Apesar disso, têm percepção de que, enquanto comunidade e população periférica
lhes falta muito do mínimo necessário para uma vida digna. Também destacam a
ausência do poder público e a presença do poder local ligado ao tráfico de drogas e
outras contravenções.
Sabem que são associados à criminalidade, só por morarem onde moram. Alguns
relataram que eles mesmos e/ ou membros de suas famílias por vezes mentem sobre o
local de moradia para conseguirem emprego. Assim, veem e convivem com a
criminalização em seu cotidiano – seja nas “Gerais” da polícia, seja no comportamento
da chamada burguesia ante a sua presença na rua, num estabelecimento comercial, nos
recintos de culto ao consumo. A esse respeito, lembraram dos “rolezinhos” dos quais
alguns participaram, bem como do “churrasco dos diferenciados” na praça Buenos Aires
em Higienópolis.
Um dos aspectos interessantes que nos remonta a avaliação de Magnani sobre o
pedaço é justamente a visão positiva que têm de sua comunidade e a relação que se
estabelecem entre muitos de seus membros. Apesar de reconhecerem as mazelas que
embasam a existência/ sobrevivência nas suas localidades, também reconhecem a
movimentação proposta pela própria comunidade.

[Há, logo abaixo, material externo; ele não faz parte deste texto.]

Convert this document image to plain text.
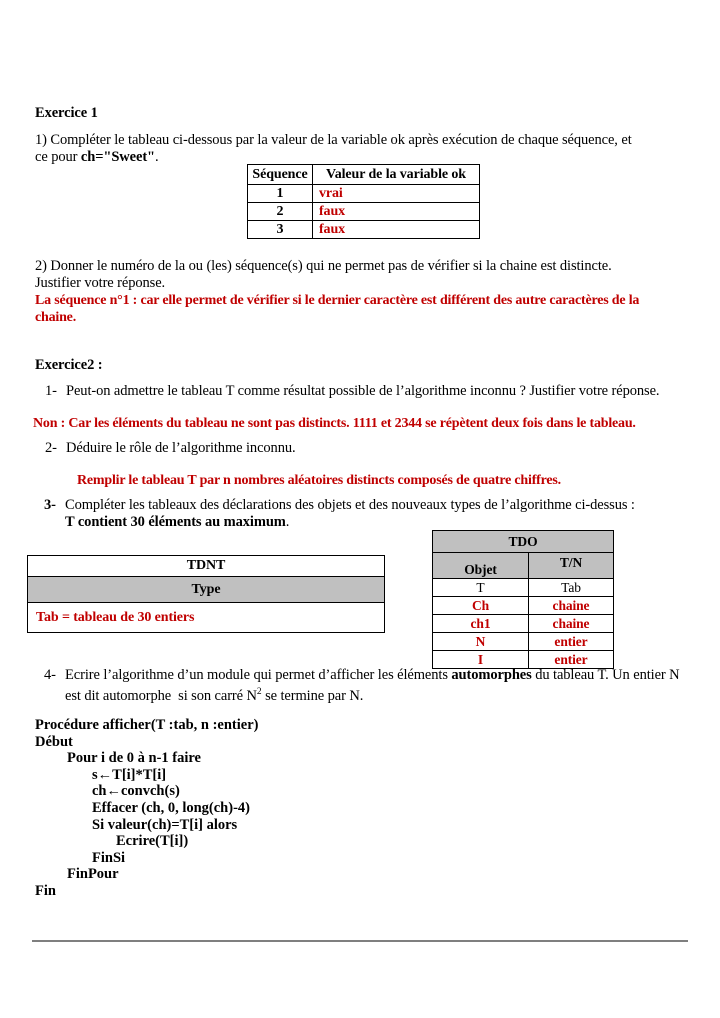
Exercice 1
1) Compléter le tableau ci-dessous par la valeur de la variable ok après exécution de chaque séquence, et
ce pour ch="Sweet".
Séquence	Valeur de la variable ok
1	vrai
2	faux
3	faux
2) Donner le numéro de la ou (les) séquence(s) qui ne permet pas de vérifier si la chaine est distincte.
Justifier votre réponse.
La séquence n°1 : car elle permet de vérifier si le dernier caractère est différent des autre caractères de la
chaine.
Exercice2 :
1- Peut-on admettre le tableau T comme résultat possible de l’algorithme inconnu ? Justifier votre réponse.
Non : Car les éléments du tableau ne sont pas distincts. 1111 et 2344 se répètent deux fois dans le tableau.
2- Déduire le rôle de l’algorithme inconnu.
Remplir le tableau T par n nombres aléatoires distincts composés de quatre chiffres.
3- Compléter les tableaux des déclarations des objets et des nouveaux types de l’algorithme ci-dessus :
T contient 30 éléments au maximum.
TDO	
Objet	T/N
T	Tab
Ch	chaine
ch1	chaine
N	entier
I	entier
TDNT
Type
Tab = tableau de 30 entiers
4- Ecrire l’algorithme d’un module qui permet d’afficher les éléments automorphes du tableau T. Un entier N
est dit automorphe  si son carré $N^2$ se termine par N.
Procédure afficher(T :tab, n :entier)
Début
Pour i de 0 à n-1 faire
s←T[i]*T[i]
ch←convch(s)
Effacer (ch, 0, long(ch)-4)
Si valeur(ch)=T[i] alors
Ecrire(T[i])
FinSi
FinPour
Fin
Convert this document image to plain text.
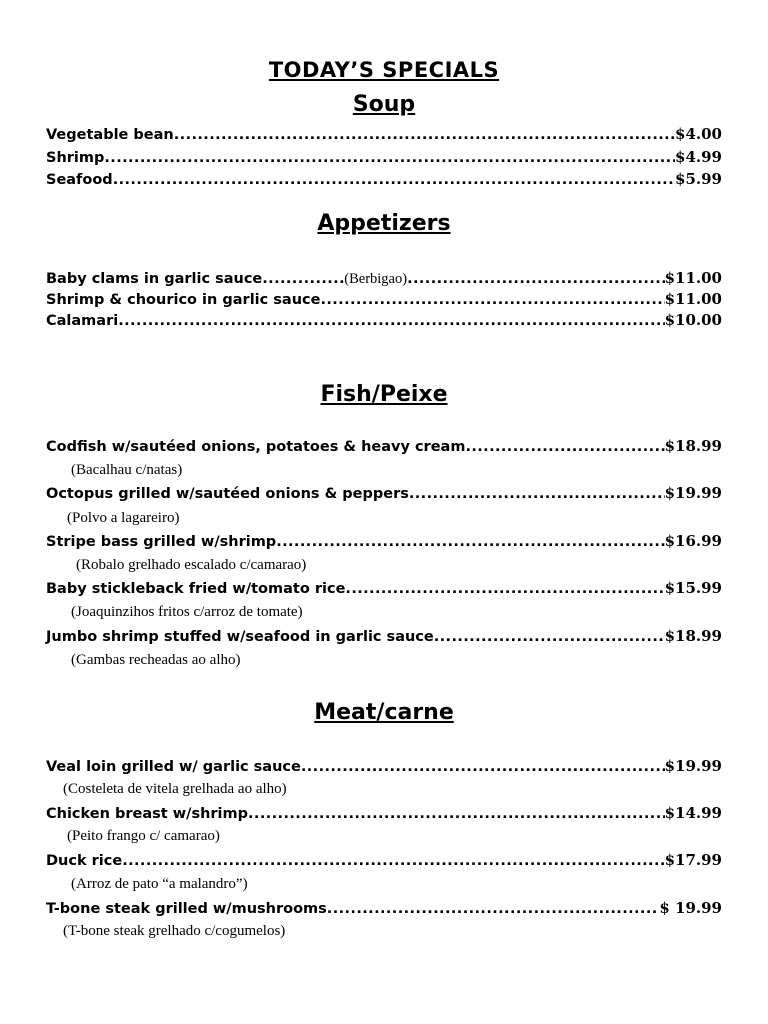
TODAY’S SPECIALS
Soup
Vegetable bean .....	$4.00
Shrimp .....	$4.99
Seafood .....	$5.99
Appetizers
Baby clams in garlic sauce .....	(Berbigao) .....	$11.00
Shrimp & chourico in garlic sauce .....	$11.00
Calamari .....	$10.00
Fish/Peixe
Codfish w/sautéed onions, potatoes & heavy cream .....	$18.99
(Bacalhau c/natas)
Octopus grilled w/sautéed onions & peppers .....	$19.99
(Polvo a lagareiro)
Stripe bass grilled w/shrimp .....	$16.99
(Robalo grelhado escalado c/camarao)
Baby stickleback fried w/tomato rice .....	$15.99
(Joaquinzihos fritos c/arroz de tomate)
Jumbo shrimp stuffed w/seafood in garlic sauce .....	$18.99
(Gambas recheadas ao alho)
Meat/carne
Veal loin grilled w/ garlic sauce .....	$19.99
(Costeleta de vitela grelhada ao alho)
Chicken breast w/shrimp .....	$14.99
(Peito frango c/ camarao)
Duck rice .....	$17.99
(Arroz de pato “a malandro”)
T-bone steak grilled w/mushrooms .....	$ 19.99
(T-bone steak grelhado c/cogumelos)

Destacamos aqui o histórico de lutas reivindicatórias, movimentos culturais e
combatividade da região (Grajaú – movimento de moradia, Casa da Mulher do Grajaú,
Mães Crecheiras, Balaio Cultural, Pagode da 23 etc.). Assim, seja pelo engajamento
político – dos quais muitos pais e parentes participaram – seja pela vivência artística e
cultural ou ainda pelas associações religiosas, festividades e mobilizações de caráter
reivindicatório e participativo alguns dos jovens se reconhecem e reconhecem a história
de sua família nesses processos.
Tais aspectos referem-se diretamente aos vínculos de pertencimento, aos elos de
identidade e de solidariedade que unem os grupos quase que em comunidades, no
sentido mais sociológico do termo, ao invés do eufemismo geralmente usado para
descrever as favelas, cortiços, ocupações e outras formas precarizadas de habitação.
Assim, apesar do Estado não se fazer presente na medida minimamente necessária,
CONCLUSÃO
E há, também, o aspecto das construções e das relações sociais, dos movimentos
ligados à cultura local e suas práticas (esportivas, de festividades, de mutirões, das
mobilizações reivindicatórias) que desencadeiam nos jovens a busca por agremiações,
por pertencimento, por formas de organização – ainda que não amadurecidas – mas que
lhes permitam espaços de discussão, de percepção e de tomada de decisões.